Barang siapa yang melaksanakan bacaan model ini maka semua keinginan dan maksudnya akan tercapai. Insyaallah.”
Setelah kita tahu tentang pengulangan ayat, selanjutnya hal yang perlu diketahui adalah tentang hukum berdoa di tengah-tengah mengaji al-Qur’an. Mengenai hal ini, Imam an-Nawawi dalam at-Tibyan fi Adabi Hamalatil-Qur’an (Hal. 91),
[فصل] وَيُسْتَحَبُّ إِذَا مَرَّ بِآيَةِ رَحْمَةٍ أَنْ يَسْأَلَ اللهَ تَعَالَى مِنْ فَضْلِهِ وَإِذَا مَرَّ بِآيَةِ عَذَابٍ أَنْ يَسْتَعِيْذَ بِاللهِ مِنَ الشَّرِّ وَمِنَ الْعَذَابِ أَوْ يَقُوْلَ اللهم إِنِّي أَسْأَلُكَ الْعَافِيَةَ أَوْ أَسْأَلُكَ الْمُعَافَاةَ مِنْ كُلِّ مَكْرُوْهٍ أَوْ نَحْوَ ذَلِكَ
Artinya, “Disunahkan berdoa memohon karunia Allah ketika mendaras al-Qur’an dan sampai pada ayat rahmat.
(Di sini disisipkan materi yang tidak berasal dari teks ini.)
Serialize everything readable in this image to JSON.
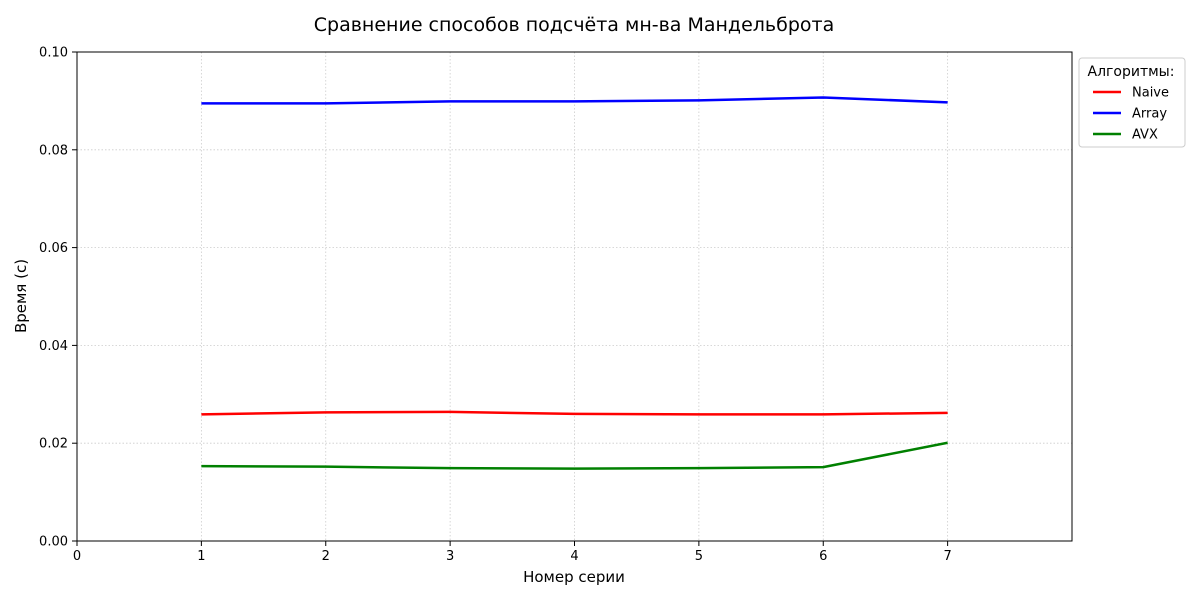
{
  "chart_data": {
    "type": "line",
    "title": "Сравнение способов подсчёта мн-ва Мандельброта",
    "xlabel": "Номер серии",
    "ylabel": "Время (с)",
    "xlim": [
      0,
      8
    ],
    "ylim": [
      0,
      0.1
    ],
    "x_ticks": [
      "0",
      "1",
      "2",
      "3",
      "4",
      "5",
      "6",
      "7"
    ],
    "y_ticks": [
      "0.00",
      "0.02",
      "0.04",
      "0.06",
      "0.08",
      "0.10"
    ],
    "x": [
      1,
      2,
      3,
      4,
      5,
      6,
      7
    ],
    "series": [
      {
        "name": "Naive",
        "color": "#ff0000",
        "values": [
          0.0259,
          0.0263,
          0.0264,
          0.026,
          0.0259,
          0.0259,
          0.0262
        ]
      },
      {
        "name": "Array",
        "color": "#0000ff",
        "values": [
          0.0895,
          0.0895,
          0.0899,
          0.0899,
          0.0901,
          0.0907,
          0.0897
        ]
      },
      {
        "name": "AVX",
        "color": "#008000",
        "values": [
          0.0153,
          0.0152,
          0.0149,
          0.0148,
          0.0149,
          0.0151,
          0.0201
        ]
      }
    ],
    "legend": {
      "title": "Алгоритмы:",
      "placement": "outside-top-right"
    },
    "grid": true
  }
}
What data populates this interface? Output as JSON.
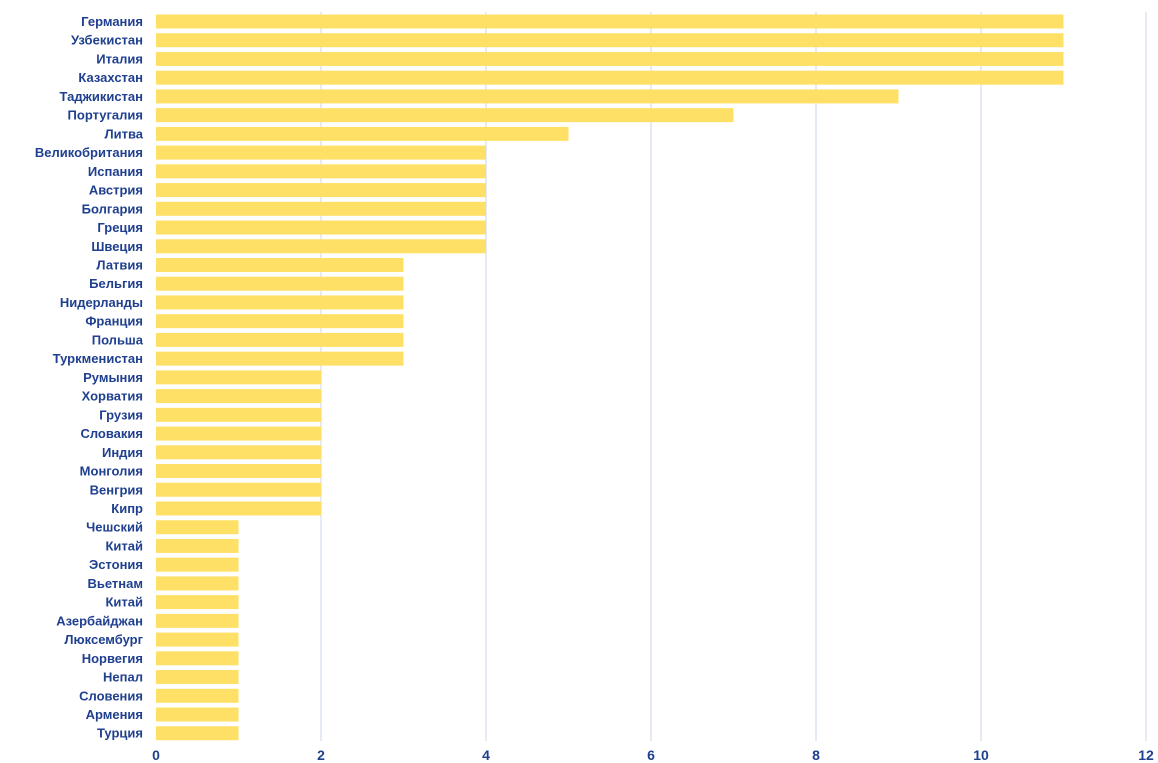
{
  "chart_data": {
    "type": "bar",
    "orientation": "horizontal",
    "title": "",
    "xlabel": "",
    "ylabel": "",
    "xlim": [
      0,
      12
    ],
    "x_ticks": [
      0,
      2,
      4,
      6,
      8,
      10,
      12
    ],
    "grid": "vertical",
    "legend": "none",
    "bar_color": "#ffe066",
    "label_color": "#1f3f8f",
    "grid_color": "#c9d6ee",
    "categories": [
      "Германия",
      "Узбекистан",
      "Италия",
      "Казахстан",
      "Таджикистан",
      "Португалия",
      "Литва",
      "Великобритания",
      "Испания",
      "Австрия",
      "Болгария",
      "Греция",
      "Швеция",
      "Латвия",
      "Бельгия",
      "Нидерланды",
      "Франция",
      "Польша",
      "Туркменистан",
      "Румыния",
      "Хорватия",
      "Грузия",
      "Словакия",
      "Индия",
      "Монголия",
      "Венгрия",
      "Кипр",
      "Чешский",
      "Китай",
      "Эстония",
      "Вьетнам",
      "Китай",
      "Азербайджан",
      "Люксембург",
      "Норвегия",
      "Непал",
      "Словения",
      "Армения",
      "Турция"
    ],
    "values": [
      11,
      11,
      11,
      11,
      9,
      7,
      5,
      4,
      4,
      4,
      4,
      4,
      4,
      3,
      3,
      3,
      3,
      3,
      3,
      2,
      2,
      2,
      2,
      2,
      2,
      2,
      2,
      1,
      1,
      1,
      1,
      1,
      1,
      1,
      1,
      1,
      1,
      1,
      1
    ]
  }
}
Pula, ketika sampai pada ayat azab hendaknya memohon perlindungan kepada Allah dari kejelekan dan azab, atau berdoa, ‘Ya Allah, sesungguhnya aku memohon pengampunan dan keselamatan dari hal-hal tidak baik.’ Atau doa-doa sesamanya.”
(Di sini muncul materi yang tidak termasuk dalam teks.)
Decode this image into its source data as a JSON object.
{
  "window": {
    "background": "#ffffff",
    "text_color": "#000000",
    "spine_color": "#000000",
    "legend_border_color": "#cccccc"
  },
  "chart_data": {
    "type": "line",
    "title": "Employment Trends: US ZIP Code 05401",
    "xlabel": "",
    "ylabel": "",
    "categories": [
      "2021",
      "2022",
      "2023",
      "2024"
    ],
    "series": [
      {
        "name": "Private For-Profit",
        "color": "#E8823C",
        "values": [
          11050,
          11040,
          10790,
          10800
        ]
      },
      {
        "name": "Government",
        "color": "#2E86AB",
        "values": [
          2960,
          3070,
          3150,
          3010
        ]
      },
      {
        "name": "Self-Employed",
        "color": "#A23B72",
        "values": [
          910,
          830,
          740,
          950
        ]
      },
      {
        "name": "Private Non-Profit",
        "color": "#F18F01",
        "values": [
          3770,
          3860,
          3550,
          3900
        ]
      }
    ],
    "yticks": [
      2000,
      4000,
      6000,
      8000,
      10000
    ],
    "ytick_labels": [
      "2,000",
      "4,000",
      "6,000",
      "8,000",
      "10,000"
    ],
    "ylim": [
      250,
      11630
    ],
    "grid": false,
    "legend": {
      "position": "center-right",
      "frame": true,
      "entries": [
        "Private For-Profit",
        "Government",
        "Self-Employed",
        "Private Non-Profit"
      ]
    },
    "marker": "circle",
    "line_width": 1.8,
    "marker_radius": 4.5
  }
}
Begitu juga, dalam riwayat sahih dari shahabat Hudzaifah bin al-Yaman. Suatu malam beliau bermakmum kepada Nabi Muhammad ﷺ. Ketika sampai pada ayat tasbih, beliau bertasbih menyucikan Allah. Saat sampai pada ayat permintaan maka beliau memohon kepada-Nya, dan bila sampai pada ayat azab, beliau memohon dijauhkan dari azab.
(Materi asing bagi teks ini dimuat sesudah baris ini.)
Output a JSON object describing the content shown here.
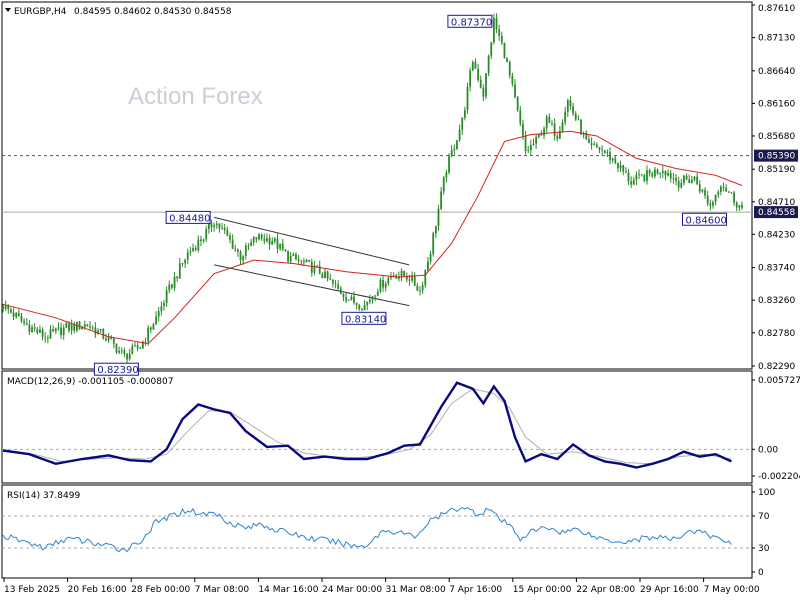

Dari semua dalil dan pemaparan tadi, kita semua sudah bisa menarik kesimpulan sendiri terkait hukum membaca dan mengamalkan Yasin fadilah. Pula, klaim sesat dan bidah yang Wahabi tertolak, karena tuduhan mereka tak berdasar dan tak ilmiah. Mereka hanya bisa melempar kata ‘sesat’ dan ‘bidah’, tanpa pernah paham arti sebenarnya dua kata itu. Wallahu a’lam.